LES MÉDECINS ont-ils prescrit le Mediator hors AMM larga manu ? Sensible question sachant que toute prescription hors AMM renforce la responsabilité du prescripteur. Les seules données officielles figurent dans le rapport de l’URCAM de Bourgogne publié en 1998. L’URCAM a analysé 568 prescriptions de Mediator datant d’avril 1997. « Dans 35 % des cas, indique le rapport, les indications thérapeutiques ne sont pas respectées. Ce taux monte à 43 % chez les patients de sexe féminin. Or 69 % des prescriptions concernent des femmes. » Dans près de neuf cas sur dix, le Mediator, lorsqu’il a été prescrit hors AMM à une femme, visait la perte de poids.

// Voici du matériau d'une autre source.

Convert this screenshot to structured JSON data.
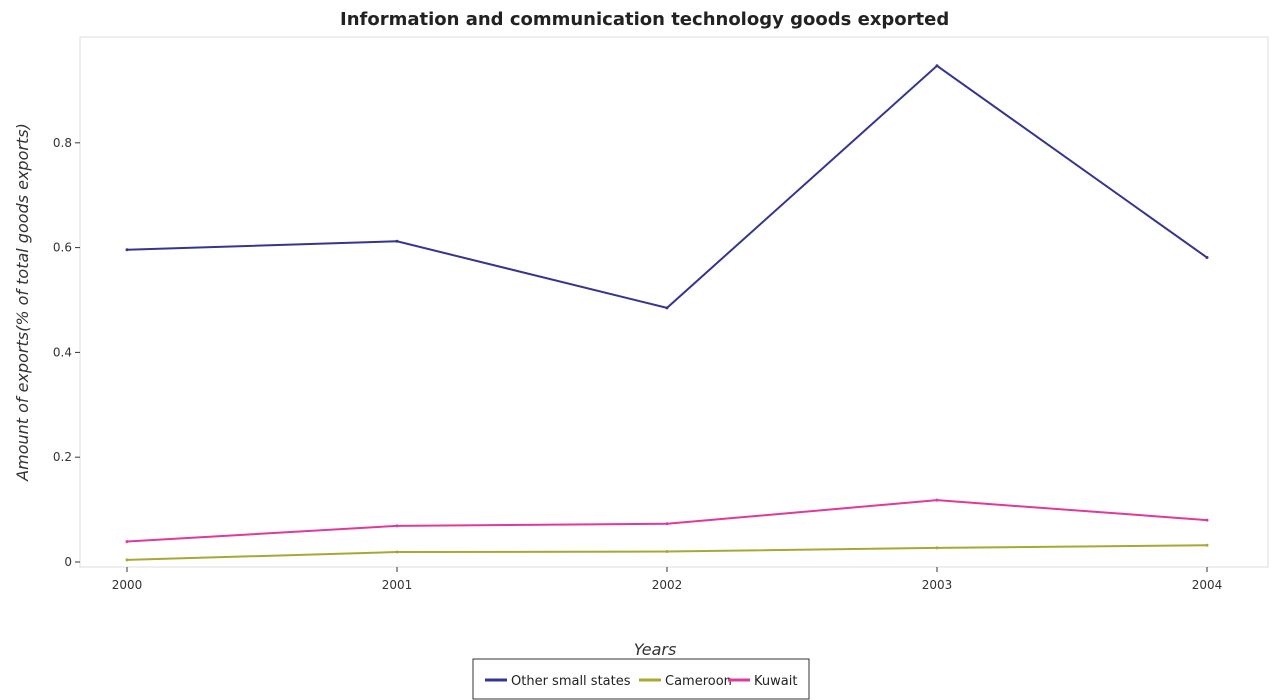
{
  "chart_data": {
    "type": "line",
    "title": "Information and communication technology goods exported",
    "xlabel": "Years",
    "ylabel": "Amount of exports(% of total goods exports)",
    "categories": [
      "2000",
      "2001",
      "2002",
      "2003",
      "2004"
    ],
    "ylim": [
      0,
      1.0
    ],
    "yticks": [
      0,
      0.2,
      0.4,
      0.6,
      0.8
    ],
    "ytick_labels": [
      "0",
      "0.2",
      "0.4",
      "0.6",
      "0.8"
    ],
    "grid": false,
    "legend_position": "bottom-center",
    "series": [
      {
        "name": "Other small states",
        "color": "#35358f",
        "values": [
          0.596,
          0.612,
          0.485,
          0.947,
          0.581
        ]
      },
      {
        "name": "Cameroon",
        "color": "#a8a832",
        "values": [
          0.004,
          0.019,
          0.02,
          0.027,
          0.032
        ]
      },
      {
        "name": "Kuwait",
        "color": "#e0389c",
        "values": [
          0.039,
          0.069,
          0.073,
          0.118,
          0.08
        ]
      }
    ]
  }
}
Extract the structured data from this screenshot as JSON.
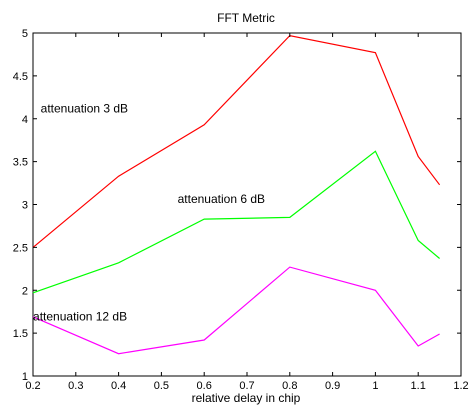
{
  "chart_data": {
    "type": "line",
    "title": "FFT Metric",
    "xlabel": "relative delay in chip",
    "ylabel": "",
    "xlim": [
      0.2,
      1.2
    ],
    "ylim": [
      1,
      5
    ],
    "xticks": [
      0.2,
      0.3,
      0.4,
      0.5,
      0.6,
      0.7,
      0.8,
      0.9,
      1,
      1.1,
      1.2
    ],
    "xtick_labels": [
      "0.2",
      "0.3",
      "0.4",
      "0.5",
      "0.6",
      "0.7",
      "0.8",
      "0.9",
      "1",
      "1.1",
      "1.2"
    ],
    "yticks": [
      1,
      1.5,
      2,
      2.5,
      3,
      3.5,
      4,
      4.5,
      5
    ],
    "ytick_labels": [
      "1",
      "1.5",
      "2",
      "2.5",
      "3",
      "3.5",
      "4",
      "4.5",
      "5"
    ],
    "grid": false,
    "legend": "none",
    "series": [
      {
        "name": "attenuation 3 dB",
        "color": "#ff0000",
        "x": [
          0.2,
          0.4,
          0.6,
          0.8,
          1.0,
          1.1,
          1.15
        ],
        "values": [
          2.5,
          3.33,
          3.93,
          4.97,
          4.77,
          3.56,
          3.23
        ]
      },
      {
        "name": "attenuation 6 dB",
        "color": "#00ff00",
        "x": [
          0.2,
          0.4,
          0.6,
          0.8,
          1.0,
          1.1,
          1.15
        ],
        "values": [
          1.97,
          2.32,
          2.83,
          2.85,
          3.62,
          2.58,
          2.37
        ]
      },
      {
        "name": "attenuation 12 dB",
        "color": "#ff00ff",
        "x": [
          0.2,
          0.4,
          0.6,
          0.8,
          1.0,
          1.1,
          1.15
        ],
        "values": [
          1.69,
          1.26,
          1.42,
          2.27,
          2.0,
          1.35,
          1.49
        ]
      }
    ],
    "annotations": [
      {
        "text": "attenuation 3 dB",
        "x": 0.32,
        "y": 4.07
      },
      {
        "text": "attenuation 6 dB",
        "x": 0.64,
        "y": 3.02
      },
      {
        "text": "attenuation 12 dB",
        "x": 0.31,
        "y": 1.65
      }
    ]
  }
}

Me Catherine Paley-Vincent a récemment défendu un chirurgien accusé par sa caisse primaire d’avoir prescrit du Mediator sans la mention NR (non remboursable) sur l’ordonnance. L’avocate a démontré qu’il s’agissait d’amaigrir les patients obèses avant de les opérer. Sans succès : le chirurgien a été condamné en 2e instance par le CNOM. L’absence de mention NR a été perçue comme « une faute ». « Les médecins doivent savoir que plusieurs d’entre eux ont été condamnés pour avoir prescrit le Mediator hors AMM sans la mention NR. Le risque est de devoir rembourser les boîtes concernées », observe Me Paley-Vincent. Entre 2000 et 2010, l’Ordre des médecins a condamné 75 médecins pour détournement de médicaments (dont le Mediator) par rapport à leurs indications remboursables. Ces praticiens ont reçu un blâme, certains ont été interdits d’exercice quelques mois, d’autres ont dû rembourser la totalité des médicaments prescrits hors AMM.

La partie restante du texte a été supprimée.